Hoewel het PAB-budget nog maar pas is goedgekeurd en we nog volop zoekende zijn naar de gepaste ondersteuning doet Wannes het ondertussen stukken beter. De rust is thuis teruggekeerd. Zowel mijn man als ikzelf schroefden onze professionele activiteiten terug om onze aandacht te richten op de rest van het gezin en dan vooral onze zoon met ASS. Zijn medicatie werd nog maar eens aangepast en dat lijkt wonderen te doen. We hebben een schat van een thuisbegeleidster die ons al jaren bijstaat en tips geeft hoe we de communicatie met Wannes kunnen verbeteren en verduidelijken. We ontdekten via haar ook de vrijwilligers vereniging Autisme Leeft in Hasselt waardoor onze zoon sinds vorig jaar, zoals zijn zussen, eindelijk ook naar een ‘echte” jeugdbeweging kan. Ook de Jomba kampjes van Kazou bleken al meermaals een schot in de roos. Zolang er voldoende structuur en voorspelbaarheid geboden wordt, kan Wannes wel genieten van activiteiten en spelletjes in groep. Op zijn type-9 schooltje zijn ze ondanks zijn moeilijke traject wel blijven geloven in de capaciteiten en goede wil van onze zoon en dat blijkt cruciaal te zijn om vooruitgang te boeken. We halen als gezin bovendien veel steun uit familie en vrienden die zien hoe we worstelen om boven water te blijven en ook altijd bereid zijn om bij te springen als het ons even te veel wordt.

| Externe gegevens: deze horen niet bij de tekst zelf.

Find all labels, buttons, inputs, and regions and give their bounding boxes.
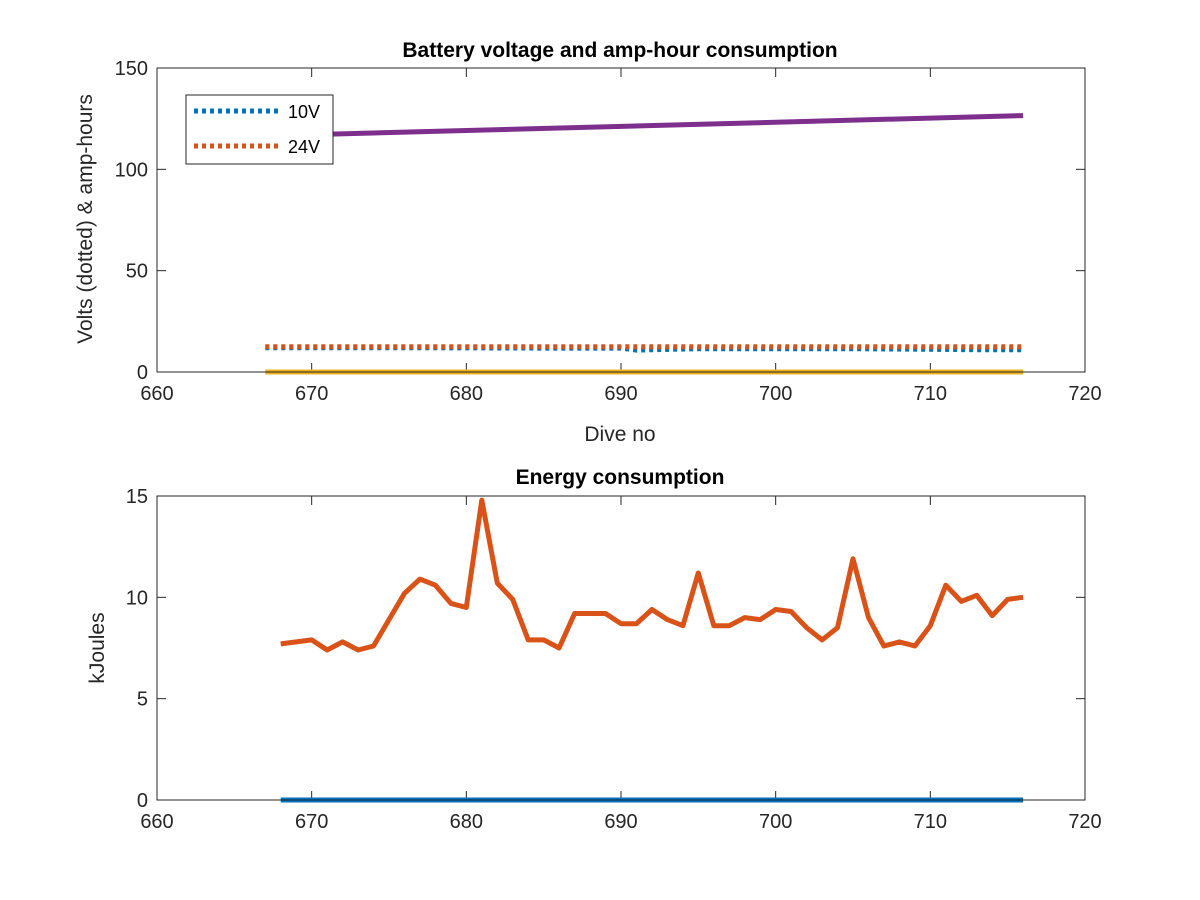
voltage-plot-ylabel: Volts (dotted) & amp-hours [74,94,97,344]
voltage-plot-xtick-label: 670 [295,383,328,405]
energy-plot-ytick-label: 0 [137,790,148,812]
legend-label-10v: 10V [288,102,320,122]
energy-plot-title: Energy consumption [516,466,725,489]
voltage-plot-ytick-label: 150 [115,58,148,80]
energy-plot-yticks: 0 5 10 15 [126,486,1085,812]
energy-plot-xtick-label: 680 [450,811,483,833]
energy-plot-xtick-label: 660 [140,811,173,833]
energy-plot-ytick-label: 15 [126,486,148,508]
voltage-plot-title: Battery voltage and amp-hour consumption [402,39,837,62]
energy-plot-frame [156,495,1086,801]
voltage-plot-xtick-label: 680 [450,383,483,405]
voltage-plot-ytick-label: 50 [126,261,148,283]
energy-plot-ylabel: kJoules [86,612,109,683]
energy-plot-xtick-label: 710 [914,811,947,833]
energy-plot-xtick-label: 720 [1068,811,1101,833]
voltage-plot-series-2-line [265,113,1024,139]
voltage-plot-xtick-label: 660 [140,383,173,405]
energy-plot-xticks: 660 670 680 690 700 710 720 [140,496,1102,833]
energy-plot-ytick-label: 10 [126,587,148,609]
voltage-plot-xtick-label: 720 [1068,383,1101,405]
energy-plot-lines [280,497,1024,803]
voltage-plot-yticks: 0 50 100 150 [115,58,1085,384]
legend-label-24v: 24V [288,137,320,157]
voltage-plot-legend: 10V 24V [185,94,334,165]
voltage-plot-xtick-label: 690 [604,383,637,405]
voltage-plot-ytick-label: 100 [115,159,148,181]
energy-plot-xtick-label: 690 [604,811,637,833]
energy-plot: Energy consumption kJoules 660 670 680 690 7… [86,466,1102,833]
voltage-plot-lines [265,113,1024,375]
energy-plot-xtick-label: 670 [295,811,328,833]
voltage-plot: Battery voltage and amp-hour consumption… [74,39,1102,446]
energy-plot-series-0-line [280,497,1024,653]
legend-box [185,94,334,165]
voltage-plot-xlabel: Dive no [584,423,655,446]
energy-plot-ytick-label: 5 [137,689,148,711]
voltage-plot-ytick-label: 0 [137,362,148,384]
energy-plot-xtick-label: 700 [759,811,792,833]
voltage-plot-xtick-label: 700 [759,383,792,405]
voltage-plot-frame [156,67,1086,373]
voltage-plot-xtick-label: 710 [914,383,947,405]
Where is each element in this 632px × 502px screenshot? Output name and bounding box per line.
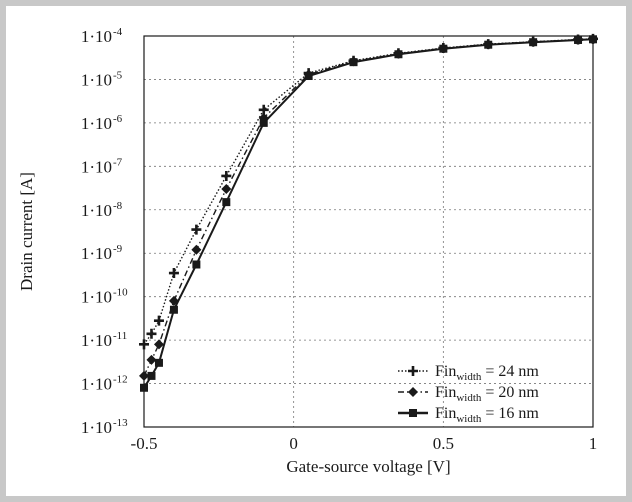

Ik leg als mama op 2 april dus heel graag mee mijn kei voor autisme, voor alle vrijwilligers, leerkrachten en familieleden die zich met hart en ziel inzetten voor mensen met autisme. Maar mag ik er dan wel op rekenen dat al die keien aan het einde van de rit ook echt een verschil maken voor alle kinderen met een beperking en een ondersteuningsvraag op de wachtlijsten?
Daarom mijn oproep aan de bevoegde instanties … als jullie het echt menen met die zo groot mogelijke autonomie en levenskwaliteit van mensen met een handicap doe dan iets aan die ellenlange wachtlijsten bij de aanvraag van verhoogde kinderbijslag. Zorg dat er voldoende budget is om gezinnen te ondersteunen op het moment dat ze dat het meest nodig hebben en niet nadat ze de wachttijd van 5, 6 of 7 jaar doorlopen hebben. Geef ons als ouders sneller de kans om in gesprek te gaan met de mensen die beslissen over ons dossier bij Jeugdhulp of de toegang tot een MFC. Laat hen kennismaken met het kind waarover zij belangrijke beslissingen nemen in plaats van zich louter te baseren op verslagen van specialisten en zich te verschuilen achter bureaucratische procedures. Alleen zo vermijd je dat er volledige gezinnen onderuitgaan voor er gepaste ondersteuning komt.